Multiple node implementations
When creating node definitions, you can create multiple implementations for the same node. These implementations can differ in any parameter listed in the sections before, including but not limited to: resource backend, image id, instance type, contextualization, configuration management, health-check services used, etc. To create multiple implementations, just list them using hyphens. Make sure to watch for the indentation of the blocks.
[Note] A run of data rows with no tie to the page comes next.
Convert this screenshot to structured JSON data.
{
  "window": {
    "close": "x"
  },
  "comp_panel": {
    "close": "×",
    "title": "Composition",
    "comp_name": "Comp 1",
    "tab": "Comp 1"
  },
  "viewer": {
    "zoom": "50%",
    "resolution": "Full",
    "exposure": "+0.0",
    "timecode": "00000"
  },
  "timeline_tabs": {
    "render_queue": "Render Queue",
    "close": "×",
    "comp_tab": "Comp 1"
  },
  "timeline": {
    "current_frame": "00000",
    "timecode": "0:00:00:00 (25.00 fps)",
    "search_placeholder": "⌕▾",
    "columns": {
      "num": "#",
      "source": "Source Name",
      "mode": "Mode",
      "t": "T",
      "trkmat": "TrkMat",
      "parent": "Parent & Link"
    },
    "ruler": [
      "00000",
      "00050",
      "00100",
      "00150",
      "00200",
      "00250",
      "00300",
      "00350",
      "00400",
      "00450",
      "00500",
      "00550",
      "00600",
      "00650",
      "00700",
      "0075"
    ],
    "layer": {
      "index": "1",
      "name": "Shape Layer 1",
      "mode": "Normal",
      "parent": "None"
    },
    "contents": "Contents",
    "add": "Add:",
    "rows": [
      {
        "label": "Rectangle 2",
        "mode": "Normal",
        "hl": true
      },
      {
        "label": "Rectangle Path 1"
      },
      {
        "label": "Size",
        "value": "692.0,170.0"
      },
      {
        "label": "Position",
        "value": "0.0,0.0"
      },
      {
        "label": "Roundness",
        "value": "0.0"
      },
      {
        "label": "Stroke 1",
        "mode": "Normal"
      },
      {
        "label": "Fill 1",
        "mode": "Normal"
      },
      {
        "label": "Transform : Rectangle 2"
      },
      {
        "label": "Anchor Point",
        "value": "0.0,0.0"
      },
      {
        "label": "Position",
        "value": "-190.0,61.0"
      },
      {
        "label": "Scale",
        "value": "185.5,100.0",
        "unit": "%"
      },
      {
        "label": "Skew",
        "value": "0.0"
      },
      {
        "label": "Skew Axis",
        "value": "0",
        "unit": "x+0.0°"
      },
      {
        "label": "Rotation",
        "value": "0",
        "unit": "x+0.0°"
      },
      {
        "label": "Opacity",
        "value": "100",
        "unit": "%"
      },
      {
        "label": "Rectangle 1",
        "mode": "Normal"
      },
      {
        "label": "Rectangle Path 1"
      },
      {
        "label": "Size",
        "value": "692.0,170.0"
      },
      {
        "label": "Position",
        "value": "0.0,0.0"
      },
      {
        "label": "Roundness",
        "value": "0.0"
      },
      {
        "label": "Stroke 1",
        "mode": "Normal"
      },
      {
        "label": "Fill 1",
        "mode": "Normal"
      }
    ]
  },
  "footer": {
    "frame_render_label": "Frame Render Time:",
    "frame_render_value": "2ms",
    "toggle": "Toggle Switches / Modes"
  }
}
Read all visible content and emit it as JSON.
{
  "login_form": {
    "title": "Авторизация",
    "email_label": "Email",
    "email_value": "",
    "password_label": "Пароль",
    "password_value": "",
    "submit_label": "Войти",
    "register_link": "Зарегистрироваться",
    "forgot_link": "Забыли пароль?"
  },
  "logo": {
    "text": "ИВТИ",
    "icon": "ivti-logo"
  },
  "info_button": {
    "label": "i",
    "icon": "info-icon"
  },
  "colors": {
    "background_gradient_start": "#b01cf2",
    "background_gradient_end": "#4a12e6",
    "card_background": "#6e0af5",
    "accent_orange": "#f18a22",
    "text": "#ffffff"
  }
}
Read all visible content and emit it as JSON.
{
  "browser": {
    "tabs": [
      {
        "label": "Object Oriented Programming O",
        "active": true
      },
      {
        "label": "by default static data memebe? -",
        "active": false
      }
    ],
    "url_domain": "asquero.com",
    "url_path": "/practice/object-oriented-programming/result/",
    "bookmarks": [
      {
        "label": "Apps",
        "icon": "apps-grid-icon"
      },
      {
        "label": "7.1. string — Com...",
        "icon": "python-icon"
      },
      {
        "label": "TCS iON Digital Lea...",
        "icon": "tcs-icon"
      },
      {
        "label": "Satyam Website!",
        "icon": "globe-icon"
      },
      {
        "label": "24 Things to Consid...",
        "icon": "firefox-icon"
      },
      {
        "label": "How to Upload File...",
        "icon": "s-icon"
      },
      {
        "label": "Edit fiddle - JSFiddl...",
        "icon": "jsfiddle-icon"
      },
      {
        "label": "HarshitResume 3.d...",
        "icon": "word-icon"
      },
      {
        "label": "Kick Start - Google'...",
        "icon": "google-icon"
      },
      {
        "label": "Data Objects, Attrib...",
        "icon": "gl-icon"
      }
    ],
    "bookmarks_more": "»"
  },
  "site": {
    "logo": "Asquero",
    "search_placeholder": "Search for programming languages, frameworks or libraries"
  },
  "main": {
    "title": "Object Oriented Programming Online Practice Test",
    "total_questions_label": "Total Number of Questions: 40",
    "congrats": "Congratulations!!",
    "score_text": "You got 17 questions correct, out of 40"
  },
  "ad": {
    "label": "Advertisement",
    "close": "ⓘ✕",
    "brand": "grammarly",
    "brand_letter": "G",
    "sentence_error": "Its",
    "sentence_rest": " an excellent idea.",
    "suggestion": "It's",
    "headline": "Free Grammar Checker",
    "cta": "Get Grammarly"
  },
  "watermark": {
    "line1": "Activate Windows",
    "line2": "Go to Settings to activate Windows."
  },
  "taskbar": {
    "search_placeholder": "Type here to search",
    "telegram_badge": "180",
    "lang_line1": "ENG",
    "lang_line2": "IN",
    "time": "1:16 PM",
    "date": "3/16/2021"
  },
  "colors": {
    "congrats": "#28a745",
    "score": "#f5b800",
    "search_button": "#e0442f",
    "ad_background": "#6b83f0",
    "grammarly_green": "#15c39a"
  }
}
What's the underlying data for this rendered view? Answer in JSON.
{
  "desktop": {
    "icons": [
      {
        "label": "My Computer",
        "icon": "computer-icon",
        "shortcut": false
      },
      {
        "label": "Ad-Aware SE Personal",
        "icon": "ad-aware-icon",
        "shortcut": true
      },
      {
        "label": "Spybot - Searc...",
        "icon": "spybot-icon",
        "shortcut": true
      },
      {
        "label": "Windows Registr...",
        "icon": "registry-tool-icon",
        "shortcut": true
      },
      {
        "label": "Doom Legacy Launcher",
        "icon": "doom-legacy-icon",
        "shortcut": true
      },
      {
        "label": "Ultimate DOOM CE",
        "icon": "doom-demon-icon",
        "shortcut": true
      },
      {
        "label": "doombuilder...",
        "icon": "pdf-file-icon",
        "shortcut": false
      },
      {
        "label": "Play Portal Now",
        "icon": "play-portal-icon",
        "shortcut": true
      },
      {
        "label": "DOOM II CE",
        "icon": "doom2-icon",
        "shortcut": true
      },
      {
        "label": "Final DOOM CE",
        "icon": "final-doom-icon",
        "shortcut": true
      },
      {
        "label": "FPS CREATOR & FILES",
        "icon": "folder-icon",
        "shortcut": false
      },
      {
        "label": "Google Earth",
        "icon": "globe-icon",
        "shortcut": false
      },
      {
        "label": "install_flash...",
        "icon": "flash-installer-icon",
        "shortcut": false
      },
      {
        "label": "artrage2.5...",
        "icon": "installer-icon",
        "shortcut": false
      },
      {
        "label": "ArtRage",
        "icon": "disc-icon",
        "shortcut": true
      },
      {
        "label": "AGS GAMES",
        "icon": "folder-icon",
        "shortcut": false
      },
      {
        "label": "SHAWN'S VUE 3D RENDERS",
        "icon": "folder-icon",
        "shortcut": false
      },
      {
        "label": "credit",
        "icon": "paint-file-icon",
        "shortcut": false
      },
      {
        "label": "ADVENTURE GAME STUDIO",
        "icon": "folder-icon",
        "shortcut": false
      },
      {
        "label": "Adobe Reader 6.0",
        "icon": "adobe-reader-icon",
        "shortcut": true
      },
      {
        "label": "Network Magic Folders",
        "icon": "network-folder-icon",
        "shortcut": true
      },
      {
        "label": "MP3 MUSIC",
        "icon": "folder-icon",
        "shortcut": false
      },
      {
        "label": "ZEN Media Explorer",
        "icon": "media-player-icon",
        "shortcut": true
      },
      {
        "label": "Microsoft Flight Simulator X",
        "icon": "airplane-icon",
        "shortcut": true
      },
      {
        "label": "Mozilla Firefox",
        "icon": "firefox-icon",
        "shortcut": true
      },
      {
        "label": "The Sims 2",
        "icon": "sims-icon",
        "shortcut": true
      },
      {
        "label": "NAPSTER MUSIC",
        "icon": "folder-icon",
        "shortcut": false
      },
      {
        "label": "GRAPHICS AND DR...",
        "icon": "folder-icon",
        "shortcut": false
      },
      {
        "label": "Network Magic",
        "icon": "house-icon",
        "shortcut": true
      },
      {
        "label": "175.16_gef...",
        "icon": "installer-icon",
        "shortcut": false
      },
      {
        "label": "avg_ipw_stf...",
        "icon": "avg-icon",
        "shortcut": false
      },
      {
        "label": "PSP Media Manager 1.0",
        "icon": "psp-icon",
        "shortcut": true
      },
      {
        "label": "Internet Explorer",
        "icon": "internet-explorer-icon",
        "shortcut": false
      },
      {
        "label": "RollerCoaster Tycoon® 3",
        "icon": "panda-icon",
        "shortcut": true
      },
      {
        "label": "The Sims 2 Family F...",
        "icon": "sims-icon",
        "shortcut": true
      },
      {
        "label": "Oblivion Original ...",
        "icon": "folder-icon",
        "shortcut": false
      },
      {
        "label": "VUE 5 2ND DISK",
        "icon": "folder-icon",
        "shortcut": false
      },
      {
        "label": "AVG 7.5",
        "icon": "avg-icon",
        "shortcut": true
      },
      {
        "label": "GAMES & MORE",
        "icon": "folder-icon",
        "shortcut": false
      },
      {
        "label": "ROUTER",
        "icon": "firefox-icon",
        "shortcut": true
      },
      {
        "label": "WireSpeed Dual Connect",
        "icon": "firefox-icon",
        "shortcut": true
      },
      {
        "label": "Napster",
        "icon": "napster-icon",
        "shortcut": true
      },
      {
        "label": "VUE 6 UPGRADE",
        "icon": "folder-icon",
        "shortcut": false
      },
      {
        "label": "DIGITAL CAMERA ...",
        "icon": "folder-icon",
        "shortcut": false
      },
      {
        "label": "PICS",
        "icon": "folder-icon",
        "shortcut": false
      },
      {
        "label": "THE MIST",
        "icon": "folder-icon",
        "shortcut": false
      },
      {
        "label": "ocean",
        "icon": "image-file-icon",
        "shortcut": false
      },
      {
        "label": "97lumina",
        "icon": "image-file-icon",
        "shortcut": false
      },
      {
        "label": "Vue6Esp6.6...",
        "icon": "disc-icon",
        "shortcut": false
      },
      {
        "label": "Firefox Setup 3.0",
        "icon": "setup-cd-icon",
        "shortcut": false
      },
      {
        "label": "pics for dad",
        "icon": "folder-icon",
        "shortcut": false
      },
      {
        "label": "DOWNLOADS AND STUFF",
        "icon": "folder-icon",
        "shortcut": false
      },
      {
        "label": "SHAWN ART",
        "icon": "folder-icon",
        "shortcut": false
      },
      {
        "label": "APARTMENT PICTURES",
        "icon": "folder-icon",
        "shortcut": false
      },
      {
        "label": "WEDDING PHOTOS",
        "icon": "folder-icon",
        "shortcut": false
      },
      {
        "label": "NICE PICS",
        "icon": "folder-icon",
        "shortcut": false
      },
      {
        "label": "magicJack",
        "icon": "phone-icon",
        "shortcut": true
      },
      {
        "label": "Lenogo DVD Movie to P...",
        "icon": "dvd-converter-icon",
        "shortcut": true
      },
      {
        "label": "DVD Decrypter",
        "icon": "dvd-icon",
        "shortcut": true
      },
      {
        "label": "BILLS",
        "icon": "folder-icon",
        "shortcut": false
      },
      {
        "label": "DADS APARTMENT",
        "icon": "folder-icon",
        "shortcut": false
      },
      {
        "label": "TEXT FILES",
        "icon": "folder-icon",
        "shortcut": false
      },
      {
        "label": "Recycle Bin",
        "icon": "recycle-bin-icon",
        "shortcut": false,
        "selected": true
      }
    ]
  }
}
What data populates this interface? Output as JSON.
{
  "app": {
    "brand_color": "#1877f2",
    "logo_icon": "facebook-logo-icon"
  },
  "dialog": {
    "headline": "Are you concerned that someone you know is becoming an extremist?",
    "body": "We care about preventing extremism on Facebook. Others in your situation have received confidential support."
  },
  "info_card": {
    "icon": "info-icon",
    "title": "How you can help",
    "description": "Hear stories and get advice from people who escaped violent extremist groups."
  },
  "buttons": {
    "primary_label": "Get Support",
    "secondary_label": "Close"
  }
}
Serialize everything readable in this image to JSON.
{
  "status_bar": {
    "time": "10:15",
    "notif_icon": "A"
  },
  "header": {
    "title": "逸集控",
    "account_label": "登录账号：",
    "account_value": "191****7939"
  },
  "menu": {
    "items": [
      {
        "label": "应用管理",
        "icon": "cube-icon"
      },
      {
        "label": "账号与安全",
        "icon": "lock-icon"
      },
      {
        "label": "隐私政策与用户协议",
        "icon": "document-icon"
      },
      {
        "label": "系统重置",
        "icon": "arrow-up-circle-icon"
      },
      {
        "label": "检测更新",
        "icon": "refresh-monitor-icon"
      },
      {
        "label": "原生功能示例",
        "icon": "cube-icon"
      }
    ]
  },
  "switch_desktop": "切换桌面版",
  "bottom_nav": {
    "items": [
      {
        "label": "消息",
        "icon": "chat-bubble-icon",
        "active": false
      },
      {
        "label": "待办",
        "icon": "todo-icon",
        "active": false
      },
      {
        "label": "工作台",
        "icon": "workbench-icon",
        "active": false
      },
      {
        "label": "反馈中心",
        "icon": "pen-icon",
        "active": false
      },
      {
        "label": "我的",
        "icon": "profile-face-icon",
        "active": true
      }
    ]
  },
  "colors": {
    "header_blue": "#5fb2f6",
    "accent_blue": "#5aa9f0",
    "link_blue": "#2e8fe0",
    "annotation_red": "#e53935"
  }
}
The following example shows a node definition with multiple different implementations.
'node_def:example_node':
-
resource:
name: my_opennebula_ec2
type: ec2
endpoint: my_opennebula_endpoint
...
...
config_management:
type: chef
...
-
resource:
name: my_aws_ec2
type: ec2
endpoint: my_aws_endpoint
...
...
-
resource:
name: my_nova
type: nova
endpoint: my_nova_endpoint
...
...
config_management:
type: puppet_solo
...
...
If there are multiple implementations for a node definition, you can filter them in the Node description, in the Infrastructure description file. Occopus will automatically select an available implementation to launch from those fulfilling the filtering parameters.
Examples
Examples can be found in the tutorial section of the User Guide.